Мирослав наконец-то завалился с другой стороны жёсткой кровати и уснул, исчерпав лимит придури. Храп тут же наполнил комнату.
А вот Ланзо сон не шел. Он лежал на спине, комкая в ладонях колючее одеяло. Зверь внутри ощутимо болезненно просился наружу. Мышцы каменели, тело прошибало холодным потом. Смутные желания шелковой вуалью набегали на сознание, медом скатываясь по спине, ниже и ниже. Ланзо сжал ноги, закусил губу: он читал ранее книги, в которых упоминалась сомнительная нежность меж мужчин. Но неохотно вычитывал эти темы, стремясь скорее вернуться к сюжету. Теперь же ему хотелось вспомнить, осознать, переосмыслить каждую строку, чтобы найти ответы для себя.

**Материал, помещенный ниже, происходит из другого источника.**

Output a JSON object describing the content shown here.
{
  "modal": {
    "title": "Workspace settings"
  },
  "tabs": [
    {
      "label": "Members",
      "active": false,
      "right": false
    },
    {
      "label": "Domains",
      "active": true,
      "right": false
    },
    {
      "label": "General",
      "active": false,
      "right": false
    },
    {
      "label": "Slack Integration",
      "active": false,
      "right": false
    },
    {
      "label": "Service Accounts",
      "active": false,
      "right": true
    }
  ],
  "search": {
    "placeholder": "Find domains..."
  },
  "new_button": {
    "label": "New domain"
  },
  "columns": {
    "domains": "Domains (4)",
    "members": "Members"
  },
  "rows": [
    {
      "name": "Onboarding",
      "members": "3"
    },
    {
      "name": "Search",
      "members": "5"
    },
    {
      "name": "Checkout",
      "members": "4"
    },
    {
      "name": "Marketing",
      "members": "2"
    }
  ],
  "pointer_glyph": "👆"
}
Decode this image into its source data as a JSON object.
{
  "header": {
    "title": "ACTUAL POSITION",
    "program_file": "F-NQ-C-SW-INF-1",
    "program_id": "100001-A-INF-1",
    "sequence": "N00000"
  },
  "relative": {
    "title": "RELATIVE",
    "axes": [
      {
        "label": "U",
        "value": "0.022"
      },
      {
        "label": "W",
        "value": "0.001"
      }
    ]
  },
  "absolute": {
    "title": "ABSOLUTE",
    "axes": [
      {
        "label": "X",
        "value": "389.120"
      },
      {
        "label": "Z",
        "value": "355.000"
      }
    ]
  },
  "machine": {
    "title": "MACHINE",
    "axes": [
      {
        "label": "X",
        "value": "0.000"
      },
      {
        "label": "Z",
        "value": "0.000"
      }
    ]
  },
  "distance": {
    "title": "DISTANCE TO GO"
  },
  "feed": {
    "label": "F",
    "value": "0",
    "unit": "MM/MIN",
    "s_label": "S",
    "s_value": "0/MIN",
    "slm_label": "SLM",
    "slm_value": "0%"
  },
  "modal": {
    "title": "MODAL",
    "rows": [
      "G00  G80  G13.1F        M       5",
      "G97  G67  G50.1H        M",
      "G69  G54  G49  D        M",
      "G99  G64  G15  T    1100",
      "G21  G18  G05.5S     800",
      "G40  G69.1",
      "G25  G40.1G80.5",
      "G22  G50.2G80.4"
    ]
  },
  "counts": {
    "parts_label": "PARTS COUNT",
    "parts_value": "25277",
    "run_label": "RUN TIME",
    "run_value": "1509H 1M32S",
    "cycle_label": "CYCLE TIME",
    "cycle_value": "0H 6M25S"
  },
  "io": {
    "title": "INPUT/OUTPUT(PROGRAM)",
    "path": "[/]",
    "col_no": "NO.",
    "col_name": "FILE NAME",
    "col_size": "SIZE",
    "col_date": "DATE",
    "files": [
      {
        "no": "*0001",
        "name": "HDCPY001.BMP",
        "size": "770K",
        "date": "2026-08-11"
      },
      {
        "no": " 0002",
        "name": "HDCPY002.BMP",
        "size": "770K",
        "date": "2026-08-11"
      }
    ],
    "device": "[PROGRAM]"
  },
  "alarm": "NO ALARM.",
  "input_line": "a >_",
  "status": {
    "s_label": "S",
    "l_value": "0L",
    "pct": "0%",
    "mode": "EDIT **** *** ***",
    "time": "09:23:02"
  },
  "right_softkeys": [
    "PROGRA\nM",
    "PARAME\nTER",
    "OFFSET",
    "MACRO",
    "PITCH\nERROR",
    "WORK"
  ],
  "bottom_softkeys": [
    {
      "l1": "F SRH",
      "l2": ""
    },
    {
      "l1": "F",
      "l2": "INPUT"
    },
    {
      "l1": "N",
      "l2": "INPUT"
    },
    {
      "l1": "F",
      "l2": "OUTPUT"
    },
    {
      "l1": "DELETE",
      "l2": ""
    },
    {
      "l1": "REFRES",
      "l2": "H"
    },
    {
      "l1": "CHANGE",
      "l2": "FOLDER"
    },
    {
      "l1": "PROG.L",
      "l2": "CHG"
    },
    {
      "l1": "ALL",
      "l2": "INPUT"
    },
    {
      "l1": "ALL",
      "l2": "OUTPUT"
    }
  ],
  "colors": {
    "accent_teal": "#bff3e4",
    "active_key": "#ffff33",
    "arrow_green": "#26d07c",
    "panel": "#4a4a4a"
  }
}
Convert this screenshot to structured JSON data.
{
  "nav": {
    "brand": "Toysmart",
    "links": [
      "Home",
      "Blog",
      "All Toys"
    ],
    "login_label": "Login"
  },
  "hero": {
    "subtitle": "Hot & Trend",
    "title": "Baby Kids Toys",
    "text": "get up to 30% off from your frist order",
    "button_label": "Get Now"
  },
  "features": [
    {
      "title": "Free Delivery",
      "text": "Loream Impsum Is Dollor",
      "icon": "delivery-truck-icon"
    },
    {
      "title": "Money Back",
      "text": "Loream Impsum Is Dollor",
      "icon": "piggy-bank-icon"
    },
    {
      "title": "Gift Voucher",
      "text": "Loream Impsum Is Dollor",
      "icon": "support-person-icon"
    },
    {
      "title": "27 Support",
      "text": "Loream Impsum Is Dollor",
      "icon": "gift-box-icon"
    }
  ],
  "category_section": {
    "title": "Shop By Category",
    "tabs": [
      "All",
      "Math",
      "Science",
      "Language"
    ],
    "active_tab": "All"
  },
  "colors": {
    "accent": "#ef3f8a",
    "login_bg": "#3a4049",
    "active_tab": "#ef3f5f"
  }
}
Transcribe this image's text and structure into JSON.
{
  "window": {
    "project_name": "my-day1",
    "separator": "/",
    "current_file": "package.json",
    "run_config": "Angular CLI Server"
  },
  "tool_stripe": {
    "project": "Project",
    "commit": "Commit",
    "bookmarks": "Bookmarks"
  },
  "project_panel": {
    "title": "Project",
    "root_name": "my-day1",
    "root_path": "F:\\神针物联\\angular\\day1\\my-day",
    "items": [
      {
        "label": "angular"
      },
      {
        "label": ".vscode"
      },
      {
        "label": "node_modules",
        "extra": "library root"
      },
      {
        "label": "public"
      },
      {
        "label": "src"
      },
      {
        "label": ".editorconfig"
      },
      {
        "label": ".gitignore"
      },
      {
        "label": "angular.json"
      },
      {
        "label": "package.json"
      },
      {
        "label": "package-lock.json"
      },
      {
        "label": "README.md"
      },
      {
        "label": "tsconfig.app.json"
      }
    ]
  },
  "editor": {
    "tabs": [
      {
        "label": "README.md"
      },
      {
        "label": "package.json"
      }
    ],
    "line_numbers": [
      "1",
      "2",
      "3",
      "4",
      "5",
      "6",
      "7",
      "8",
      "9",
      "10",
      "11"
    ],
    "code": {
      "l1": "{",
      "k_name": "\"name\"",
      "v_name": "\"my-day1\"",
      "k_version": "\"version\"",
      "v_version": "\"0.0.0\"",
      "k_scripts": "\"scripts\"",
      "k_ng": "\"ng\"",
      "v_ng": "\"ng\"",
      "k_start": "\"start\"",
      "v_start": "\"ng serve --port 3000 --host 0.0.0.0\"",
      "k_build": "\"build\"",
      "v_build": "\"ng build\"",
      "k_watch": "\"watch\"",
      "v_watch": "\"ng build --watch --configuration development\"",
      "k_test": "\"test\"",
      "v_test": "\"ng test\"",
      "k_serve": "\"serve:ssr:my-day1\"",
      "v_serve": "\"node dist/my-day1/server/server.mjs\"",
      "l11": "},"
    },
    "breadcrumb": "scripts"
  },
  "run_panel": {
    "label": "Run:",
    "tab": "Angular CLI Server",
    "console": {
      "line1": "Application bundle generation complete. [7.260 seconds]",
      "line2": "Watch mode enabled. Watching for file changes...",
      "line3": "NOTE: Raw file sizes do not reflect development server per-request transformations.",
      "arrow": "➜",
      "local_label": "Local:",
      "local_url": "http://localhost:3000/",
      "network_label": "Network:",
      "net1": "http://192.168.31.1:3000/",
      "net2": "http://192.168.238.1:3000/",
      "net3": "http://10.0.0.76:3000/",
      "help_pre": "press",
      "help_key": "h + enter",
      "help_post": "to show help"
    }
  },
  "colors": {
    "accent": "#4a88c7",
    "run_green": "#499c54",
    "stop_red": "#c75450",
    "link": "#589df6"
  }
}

Насколько ещё можно быть неуместным в этой жизни?
Ланзо скосил взгляд на лицо Мира. Казалось, при всей его легкомысленности и необремененности тяжёлыми думами, спать он должен с самым невинным и глупым лицом в мире. Однако, стоило тому погрузиться в сон — лицо тяжелело. Появлялась морщинка между широких бровей, мрачная тень ложилась под глазами. Старел будто лет на сто, не меньше. Немец перевернулся на бок так, что между их носами было расстояние едва больше сантиметра. Ланзо скользнул взглядом по густой курчавой гриве, к коротким ресницам, ниже. Губы Мирослава выталкивали гортанный, резкий храп. Ланзо подумал, что, если накрыть своими губами его, этот ужасный звук хоть ненадолго затихнет.
Немец резко сел. Лицо запылало, в груди сердце будто взбесилось и хотело вырваться наружу. Ему нужно срочно дать скверне выйти. Иначе он натворит дел, которые невозможно будет исправить.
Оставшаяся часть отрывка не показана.